3.      Maturity Level 3 – Defined
Pada level ini sebuah organisasi telah mencapai seluruh specific dan generic goals pada Level 2 dan Level 3. Proses dilihat dengan terjadinya penyesuaian dari kumpulan proses standar sebuah organisasi menurut pedoman-pedoman pada organisasi tersebut, menyokong hasil kerja, mengukur, dan proses menambah informasi lain menjadi milik organisasi.
Dari hasil penggunaan proses standard tadi maka akan menghasilkan hasil yang konsisten dan terdokumentasi dengan kualitas yang baik dan layak untuk dikirim. Proses ini sudah bersifat stabil dan terprediksi dan dapat diulang. Dan pada proses ini memiliki ciri sebagai berikut:

  • ·         SDLC (System Development Life Cycle) sudah dibuat dan dibakukan.
  • ·         Ada komitmen untuk mengikuti SDLC dalam keadaan apapun.
  • ·         Kualitas proses dan produk masih sebatas hanya kira-kira saja.
  • ·         Tidak menerapkan Activity Based Costing.

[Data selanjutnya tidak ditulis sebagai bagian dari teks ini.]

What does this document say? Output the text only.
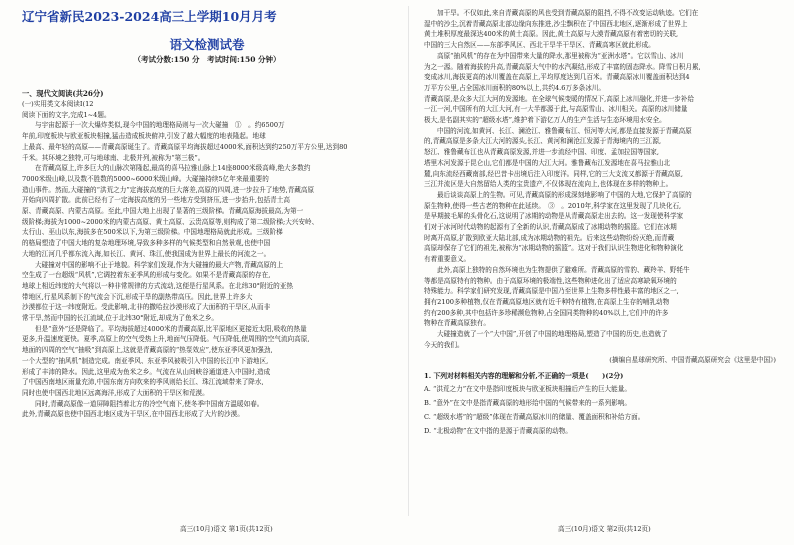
辽宁省新民2023-2024高三上学期10月月考
语文检测试卷
（考试分数:150 分　考试时间:150 分钟）
一、现代文阅读(共26分)
(一)实用类文本阅读Ⅰ(12
阅读下面的文字,完成1~4题。
与宇宙起源于一次大爆炸类似,现今中国的地理格局则与一次大碰撞　①　。约6500万
年前,印度板块与欧亚板块相撞,猛击造成板块俯冲,引发了越大幅度的地表隆起。地球
上最高、最年轻的高原——青藏高原诞生了。青藏高原平均海拔超过4000米,面积达到约250万平方公里,达到80
千米。其环境之独特,可与地球南、北极并列,被称为“第三极”。
在青藏高原上,许多巨大的山脉次第隆起,最高的喜马拉雅山脉上14座8000米级高峰,绝大多数约
7000米级山峰,以及数不胜数的5000~6000米级山峰。大碰撞持续5亿年来最重要的
造山事件。然而,大碰撞的“洪荒之力”定海拔高度的巨大落差,高原的四周,进一步拉升了地势,青藏高原
开始向四周扩散。此前已经有了一定海拔高度的另一些地方受到挤压,进一步抬升,包括青土高
原、青藏高原、内蒙古高原。至此,中国大地上出现了显著的三级阶梯。青藏高原海拔最高,为第一
级阶梯;海拔为1000~2000米的内蒙古高原、黄土高原、云贵高原等,则构成了第二级阶梯;大兴安岭、
太行山、巫山以东,海拔多在500米以下,为第三级阶梯。中国地理格局就此形成。三级阶梯
的格局塑造了中国大地的复杂地理环境,导致多种多样的气候类型和自然景观,也使中国
大地的江河几乎都东流入海,如长江、黄河、珠江,使我国成为世界上最长的河流之一。
大碰撞对中国的影响不止于地貌。科学家们发现,作为大碰撞的最大产物,青藏高原的上
空生成了一台超级“风机”,它调控着东亚季风的形成与变化。如果不是青藏高原的存在,
地球上相近纬度的大气将以一种非常规律的方式流动,这便是行星风系。在北纬30°附近的亚热
带地区,行星风系制下的气流会下沉,形成干旱的副热带高压。因此,世界上许多大
沙漠都位于这一纬度附近。受此影响,北非的撒哈拉沙漠形成了大面积的干旱区,从而非
常干旱,然而中国的长江流域,位于北纬30°附近,却成为了鱼米之乡。
但是“意外”还是降临了。平均海拔超过4000米的青藏高原,比平原地区更接近太阳,吸收的热量
更多,升温速度更快。夏季,高原上的空气受热上升,地面气压降低。气压降低,使周围的空气流向高原,
地面的四周的空气“抽吸”到高原上,这就是青藏高原的“热泵效应”,使东亚季风更加强劲,
一个大型的“抽风机”制造完成。南亚季风、东亚季风被吸引入中国的长江中下游地区,
形成了丰沛的降水。因此,这里成为鱼米之乡。气流在从山间峡谷通道进入中国时,造成
了中国西南地区雨量充沛,中国东南方向吹来的季风则给长江、珠江流域带来了降水,
同时也使中国西北地区远离海洋,形成了大面积的干旱区和荒漠。
同时,青藏高原像一道屏障阻挡着北方的冷空气南下,使冬季中国南方温暖如春。
此外,青藏高原也使中国西北地区成为干旱区,在中国西北形成了大片的沙漠。
加干旱。不仅如此,来自青藏高原的风也受到青藏高原的阻挡,不得不改变运动轨迹。它们在
湿中的沙尘,沉着青藏高原北部边缘向东推进,沙尘飘积在了中国西北地区,逐渐形成了世界上
黄土堆积厚度最深达400米的黄土高原。因此,黄土高原与大漠青藏高原有着密切的关联,
中国的三大自然区——东部季风区、西北干旱半干旱区、青藏高寒区就此形成。
高原“抽风机”的存在为中国带来大量的降水,那里被称为“亚洲水塔”。它以雪山、冰川
为之一源。随着海拔的升高,青藏高原大气中的水汽凝结,形成了丰富的固态降水。降雪日积月累,
变成冰川,海拔更高的冰川覆盖在高原上,平均厚度达到几百米。青藏高原冰川覆盖面积达到4
万平方公里,占全国冰川面积的80%以上,共约4.6万多条冰川。
青藏高原,是众多大江大河的发源地。在全球气候变暖的情况下,高原上冰川融化,并进一步补给
一江一河,中国所有的大江大河,有一大半都源于此,与高原雪山、冰川相关。高原的冰川储量
极大,是名副其实的“超级水塔”,维护着下游亿万人的生产生活与生态环境用水安全。
中国的河流,如黄河、长江、澜沧江、雅鲁藏布江、恒河等大河,都是直接发源于青藏高原
的,青藏高原是多条大江大河的源头,长江、黄河和澜沧江发源于青海境内的三江源,
怒江、雅鲁藏布江也从青藏高原发源,并进一步流经中国、印度、孟加拉国等国家,
塔里木河发源于昆仑山,它们都是中国的大江大河。雅鲁藏布江发源地在喜马拉雅山北
麓,向东流经西藏南部,经巴昔卡出境后注入印度洋。同样,它的三大支流又都源于青藏高原,
三江并流区是大自然留给人类的宝贵遗产,不仅体现在流向上,也体现在多样的物种上。
最后谈谈高原上的生物。可见,青藏高原的形成深刻地影响了中国的大地,它保护了高原的
原生物种,使得一些古老的物种在此延续。　③　。2010年,科学家在这里发现了几块化石,
是早期披毛犀的头骨化石,这说明了冰期的动物是从青藏高原走出去的。这一发现使科学家
们对于冰河时代动物的起源有了全新的认识,青藏高原成了冰期动物的摇篮。它们在冰期
时离开高原,扩散到欧亚大陆北部,成为冰期动物的祖先。后来这些动物纷纷灭绝,而青藏
高原却保存了它们的祖先,被称为“冰期动物的摇篮”。这对于我们认识生物进化和物种演化
有着重要意义。
此外,高原上独特的自然环境也为生物提供了避难所。青藏高原的雪豹、藏羚羊、野牦牛
等都是高原特有的物种。由于高原环境的极端性,这些物种进化出了适应高寒缺氧环境的
特殊能力。科学家们研究发现,青藏高原是中国乃至世界上生物多样性最丰富的地区之一,
拥有2100多种植物,仅在青藏高原地区就有近千种特有植物,在高原上生存的哺乳动物
约有200多种,其中包括许多珍稀濒危物种,占全国同类物种的40%以上,它们中的许多
物种在青藏高原独有。
大碰撞造就了一个“大中国”,开创了中国的地理格局,塑造了中国的历史,也造就了
今天的我们。
(摘编自星球研究所、中国青藏高原研究会《这里是中国》)
1. 下列对材料相关内容的理解和分析,不正确的一项是(　　)(2分)
A. “洪荒之力”在文中是指印度板块与欧亚板块相撞后产生的巨大能量。
B. “意外”在文中是指青藏高原的地形给中国的气候带来的一系列影响。
C. “超级水塔”的“超级”体现在青藏高原冰川的储量、覆盖面积和补给方面。
D. “北极动物”在文中指的是源于青藏高原的动物。
高三(10月)语文 第1页(共12页)	高三(10月)语文 第2页(共12页)
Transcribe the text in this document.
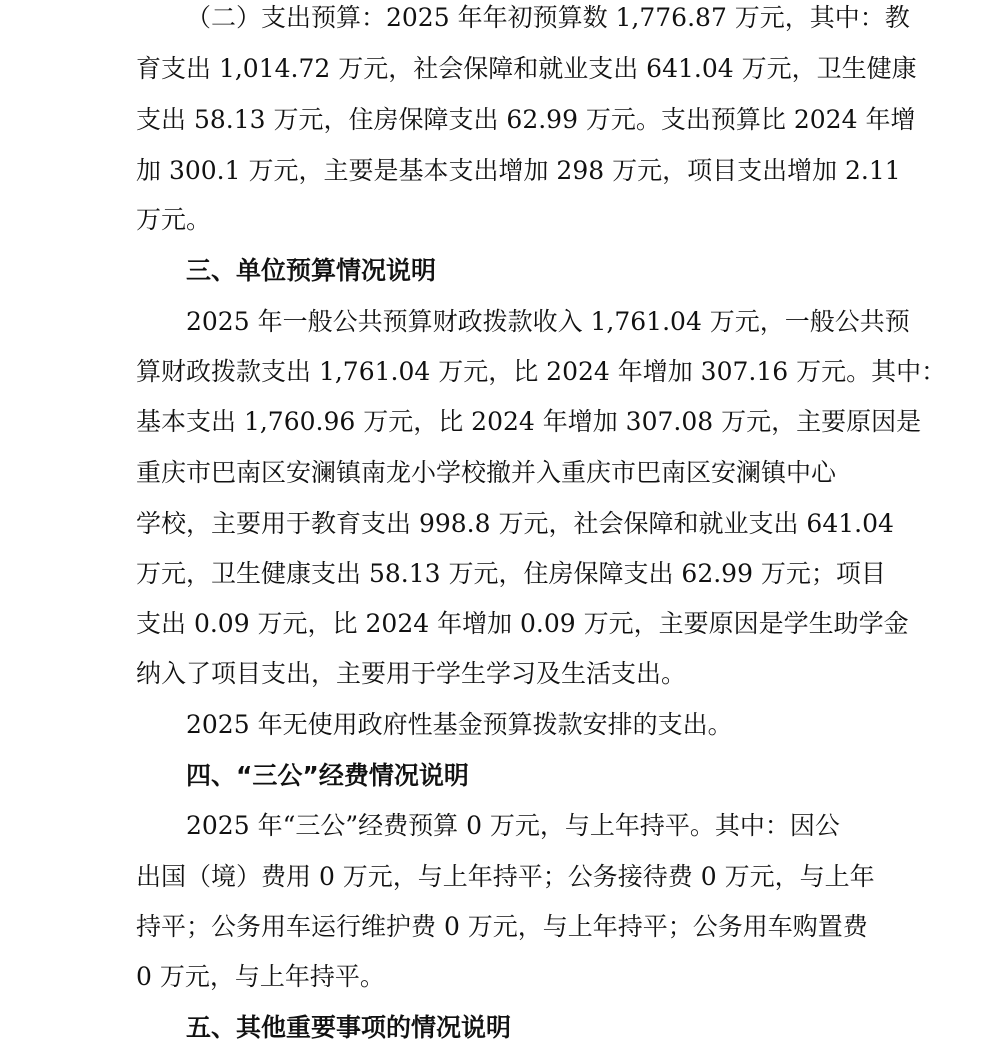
（二）支出预算：2025 年年初预算数 1,776.87 万元，其中：教

育支出 1,014.72 万元，社会保障和就业支出 641.04 万元，卫生健康

支出 58.13 万元，住房保障支出 62.99 万元。支出预算比 2024 年增

加 300.1 万元，主要是基本支出增加 298 万元，项目支出增加 2.11

万元。

三、单位预算情况说明

2025 年一般公共预算财政拨款收入 1,761.04 万元，一般公共预

算财政拨款支出 1,761.04 万元，比 2024 年增加 307.16 万元。其中：

基本支出 1,760.96 万元，比 2024 年增加 307.08 万元，主要原因是

重庆市巴南区安澜镇南龙小学校撤并入重庆市巴南区安澜镇中心

学校，主要用于教育支出 998.8 万元，社会保障和就业支出 641.04

万元，卫生健康支出 58.13 万元，住房保障支出 62.99 万元；项目

支出 0.09 万元，比 2024 年增加 0.09 万元，主要原因是学生助学金

纳入了项目支出，主要用于学生学习及生活支出。

2025 年无使用政府性基金预算拨款安排的支出。

四、“三公”经费情况说明

2025 年“三公”经费预算 0 万元，与上年持平。其中：因公

出国（境）费用 0 万元，与上年持平；公务接待费 0 万元，与上年

持平；公务用车运行维护费 0 万元，与上年持平；公务用车购置费

0 万元，与上年持平。

五、其他重要事项的情况说明
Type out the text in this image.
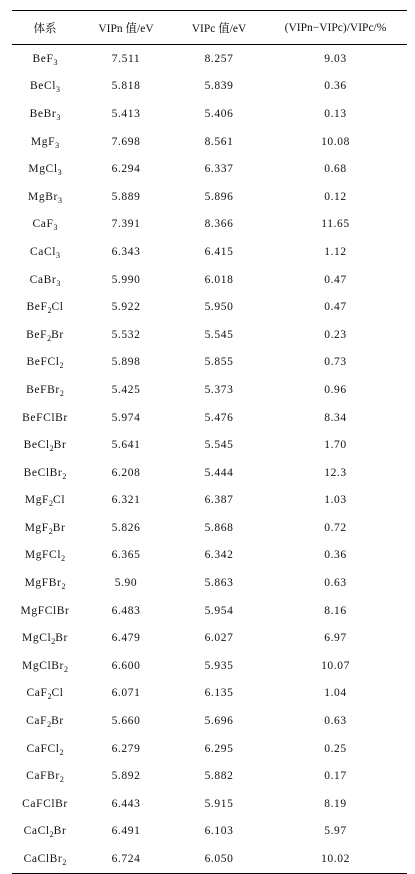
体系	VIPn 值/eV	VIPc 值/eV	(VIPn−VIPc)/VIPc/%
BeF$_3$	7.511	8.257	9.03
BeCl$_3$	5.818	5.839	0.36
BeBr$_3$	5.413	5.406	0.13
MgF$_3$	7.698	8.561	10.08
MgCl$_3$	6.294	6.337	0.68
MgBr$_3$	5.889	5.896	0.12
CaF$_3$	7.391	8.366	11.65
CaCl$_3$	6.343	6.415	1.12
CaBr$_3$	5.990	6.018	0.47
BeF$_2$Cl	5.922	5.950	0.47
BeF$_2$Br	5.532	5.545	0.23
BeFCl$_2$	5.898	5.855	0.73
BeFBr$_2$	5.425	5.373	0.96
BeFClBr	5.974	5.476	8.34
BeCl$_2$Br	5.641	5.545	1.70
BeClBr$_2$	6.208	5.444	12.3
MgF$_2$Cl	6.321	6.387	1.03
MgF$_2$Br	5.826	5.868	0.72
MgFCl$_2$	6.365	6.342	0.36
MgFBr$_2$	5.90	5.863	0.63
MgFClBr	6.483	5.954	8.16
MgCl$_2$Br	6.479	6.027	6.97
MgClBr$_2$	6.600	5.935	10.07
CaF$_2$Cl	6.071	6.135	1.04
CaF$_2$Br	5.660	5.696	0.63
CaFCl$_2$	6.279	6.295	0.25
CaFBr$_2$	5.892	5.882	0.17
CaFClBr	6.443	5.915	8.19
CaCl$_2$Br	6.491	6.103	5.97
CaClBr$_2$	6.724	6.050	10.02
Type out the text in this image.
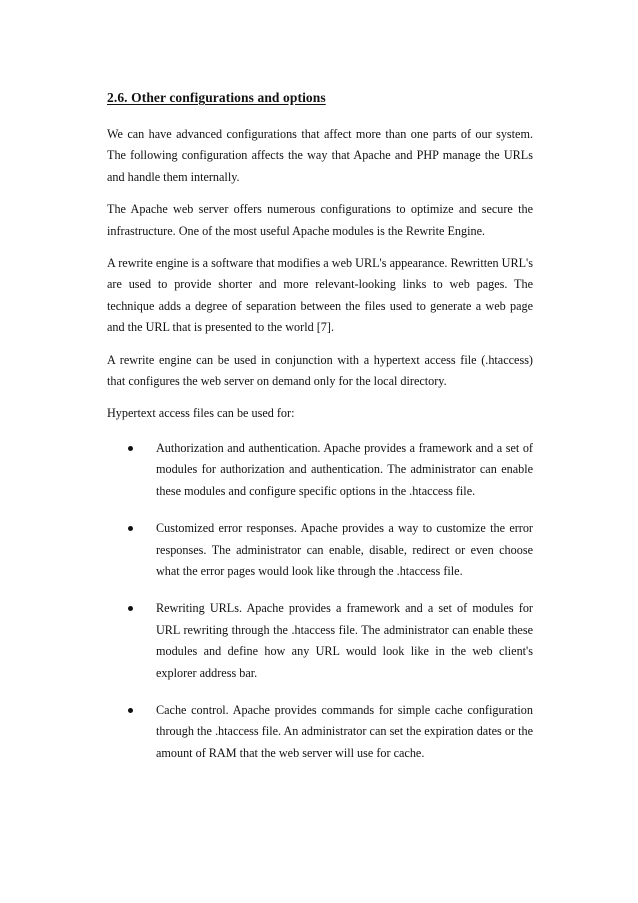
2.6. Other configurations and options

We can have advanced configurations that affect more than one parts of our system. The following configuration affects the way that Apache and PHP manage the URLs and handle them internally.

The Apache web server offers numerous configurations to optimize and secure the infrastructure. One of the most useful Apache modules is the Rewrite Engine.

A rewrite engine is a software that modifies a web URL's appearance. Rewritten URL's are used to provide shorter and more relevant-looking links to web pages. The technique adds a degree of separation between the files used to generate a web page and the URL that is presented to the world [7].

A rewrite engine can be used in conjunction with a hypertext access file (.htaccess) that configures the web server on demand only for the local directory.

Hypertext access files can be used for:

Authorization and authentication. Apache provides a framework and a set of modules for authorization and authentication. The administrator can enable these modules and configure specific options in the .htaccess file.
Customized error responses. Apache provides a way to customize the error responses. The administrator can enable, disable, redirect or even choose what the error pages would look like through the .htaccess file.
Rewriting URLs. Apache provides a framework and a set of modules for URL rewriting through the .htaccess file. The administrator can enable these modules and define how any URL would look like in the web client's explorer address bar.
Cache control. Apache provides commands for simple cache configuration through the .htaccess file. An administrator can set the expiration dates or the amount of RAM that the web server will use for cache.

4.      Maturity Level 4 – Quantitatively Managed
Pada level ini sebuah organisasi telah mencapai seluruh specific dan generic goals yang ada pada Level 2, 3, dan 4. Proses yang terjadi dapat terkontrol dan ditambah menggunakan ukuran-ukuran dan taksiran kuantitatif. Sasaran kuantitatif untuk kualitas dan kinerja proses ditetapkan dam digunakan sebagai kriteria dalam manajemen proses. Perhitungan yang rinci dari standard proses pengembangan sistem dan kualitas produk secara rutin akan dikumpulkan dan di simpan dalam database. Terdapat suatu usaha untuk mengembangkan  individual project management yang didasari dari data data yang telah dikumpulkan. Pada level ini memiliki beberapa ciri sebagai berikut :


1.Sudah adanya Activity Based Costing dan digunakan untuk mengestimasikan untuk proyek berikutnya.
2.Proses penilaian kualitas perangkat lunak dan proyek bersifat kuantitatif.
3.Terjadi pemborosan biaya untuk pengumpulan data karena proses pengumpulan data masih dilaukan secara manual.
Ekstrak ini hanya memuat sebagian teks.